I will be here for you if you want to talk, or if you want to cry, or if you just want to b***h at me for something. It's all okay. So, first things first. Pull out your phonebook and get started. You will get sooooo frustrated, that's okay. You will get terribly pissed off, that's okay too. Just keep going. Take notes, names, phone numbers, anything that you can to get yourself to the place you need to be. Buy yourself a spiral notebook and keep this especially for your information. Keep a journal, starting now. Trust me, this can and will work for you, but you have to make the first move.
Good luck to you friend, and please let me know what is going on. I wish you nothing but the best. Remember, you can't do this for your son, you have to do it for yourself.
BBfeet
not trying to make excuses and frankly, I dont "feel bad for myself" - im dumb - i know I made the choice to abuse it when things got tough - and I see where my life is headed if I continue. I have had no choice but to be a fighter since I was 5 in an abusive/dysfunctional environment- in more than one ways - i didnt get into intense detail in my post - I was just looking for an answer. I was hoping for some sort of a method before the "rehab" - I researched - I found inpatient funded programs -but if I go in - i will have a custody battle on my hands.
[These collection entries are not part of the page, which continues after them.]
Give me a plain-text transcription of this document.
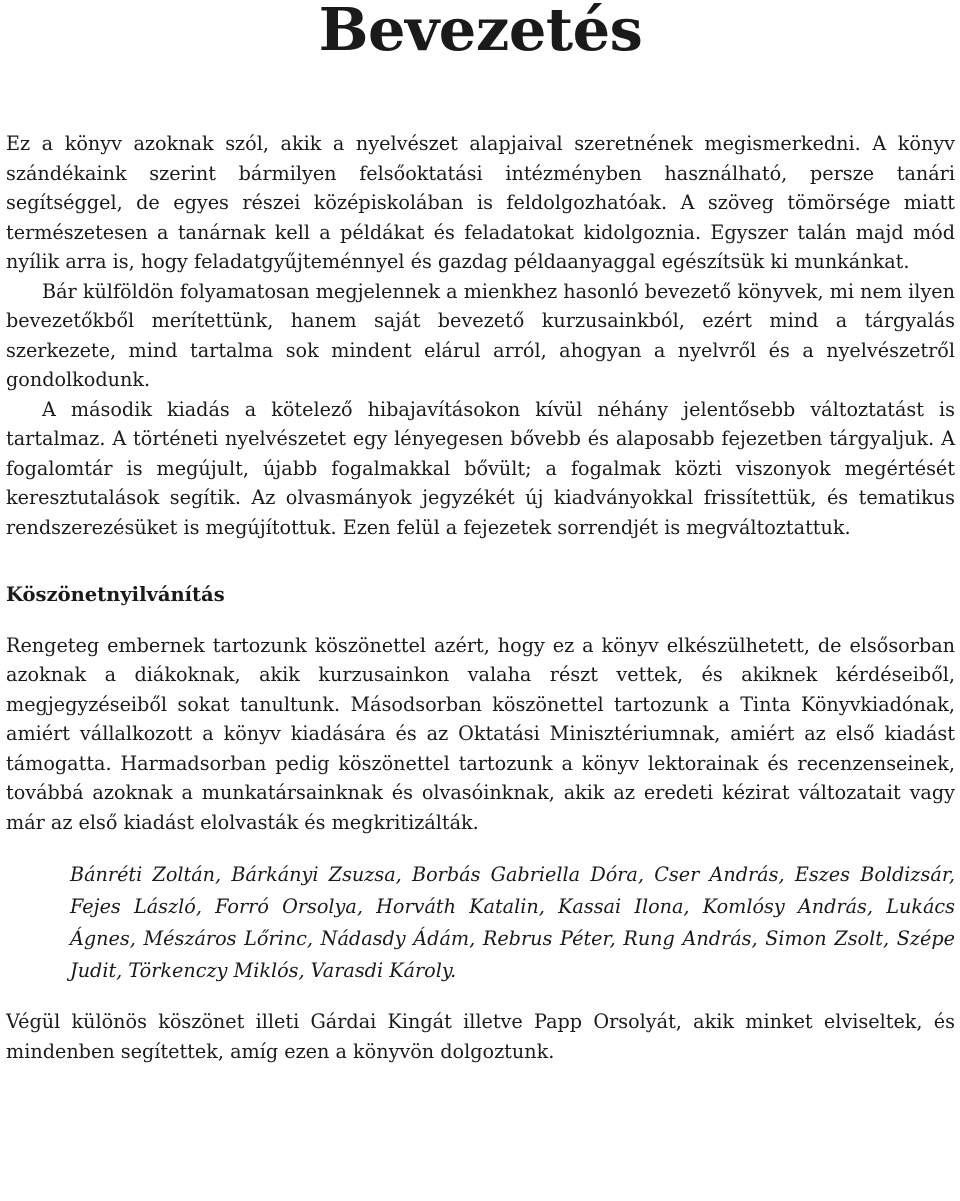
Bevezetés

Ez a könyv azoknak szól, akik a nyelvészet alapjaival szeretnének megismerkedni. A könyv szándékaink szerint bármilyen felsőoktatási intézményben használható, persze tanári segítséggel, de egyes részei középiskolában is feldolgozhatóak. A szöveg tömörsége miatt természetesen a tanárnak kell a példákat és feladatokat kidolgoznia. Egyszer talán majd mód nyílik arra is, hogy feladatgyűjteménnyel és gazdag példaanyaggal egészítsük ki munkánkat.

Bár külföldön folyamatosan megjelennek a mienkhez hasonló bevezető könyvek, mi nem ilyen bevezetőkből merítettünk, hanem saját bevezető kurzusainkból, ezért mind a tárgyalás szerkezete, mind tartalma sok mindent elárul arról, ahogyan a nyelvről és a nyelvészetről gondolkodunk.

A második kiadás a kötelező hibajavításokon kívül néhány jelentősebb változtatást is tartalmaz. A történeti nyelvészetet egy lényegesen bővebb és alaposabb fejezetben tárgyaljuk. A fogalomtár is megújult, újabb fogalmakkal bővült; a fogalmak közti viszonyok megértését keresztutalások segítik. Az olvasmányok jegyzékét új kiadványokkal frissítettük, és tematikus rendszerezésüket is megújítottuk. Ezen felül a fejezetek sorrendjét is megváltoztattuk.

Köszönetnyilvánítás

Rengeteg embernek tartozunk köszönettel azért, hogy ez a könyv elkészülhetett, de elsősorban azoknak a diákoknak, akik kurzusainkon valaha részt vettek, és akiknek kérdéseiből, megjegyzéseiből sokat tanultunk. Másodsorban köszönettel tartozunk a Tinta Könyvkiadónak, amiért vállalkozott a könyv kiadására és az Oktatási Minisztériumnak, amiért az első kiadást támogatta. Harmadsorban pedig köszönettel tartozunk a könyv lektorainak és recenzenseinek, továbbá azoknak a munkatársainknak és olvasóinknak, akik az eredeti kézirat változatait vagy már az első kiadást elolvasták és megkritizálták.

Bánréti Zoltán, Bárkányi Zsuzsa, Borbás Gabriella Dóra, Cser András, Eszes Boldizsár, Fejes László, Forró Orsolya, Horváth Katalin, Kassai Ilona, Komlósy András, Lukács Ágnes, Mészáros Lőrinc, Nádasdy Ádám, Rebrus Péter, Rung András, Simon Zsolt, Szépe Judit, Törkenczy Miklós, Varasdi Károly.

Végül különös köszönet illeti Gárdai Kingát illetve Papp Orsolyát, akik minket elviseltek, és mindenben segítettek, amíg ezen a könyvön dolgoztunk.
I have him all the time and I am a good mother - a good, kind person. I go to church weekly and always have- I play an active role in my community - i give 110% at my job which will hopefully payoff as a career boost - i am a loyal friend and a good person. I went thru 4 years of college - dropping, failing, or getting c's. I never partied, I went to class and tried. Not making excuses, I just want answers. When I got on this it was like all my answers were solved. My studying and work actually showed in my grades and 2.5 years later I graduated. If I dont have some type of learning issue then what am I just stupid? Maybe I am making excuses. I don't know. This is the first time in my life I have ever really "screwed up" - I am scared for my ex to find out - scared to stay on - but most of all - obviously with any addiction - scared to not have it. I have already called my old therapist today- start there - then learn options. I appreciate your reply.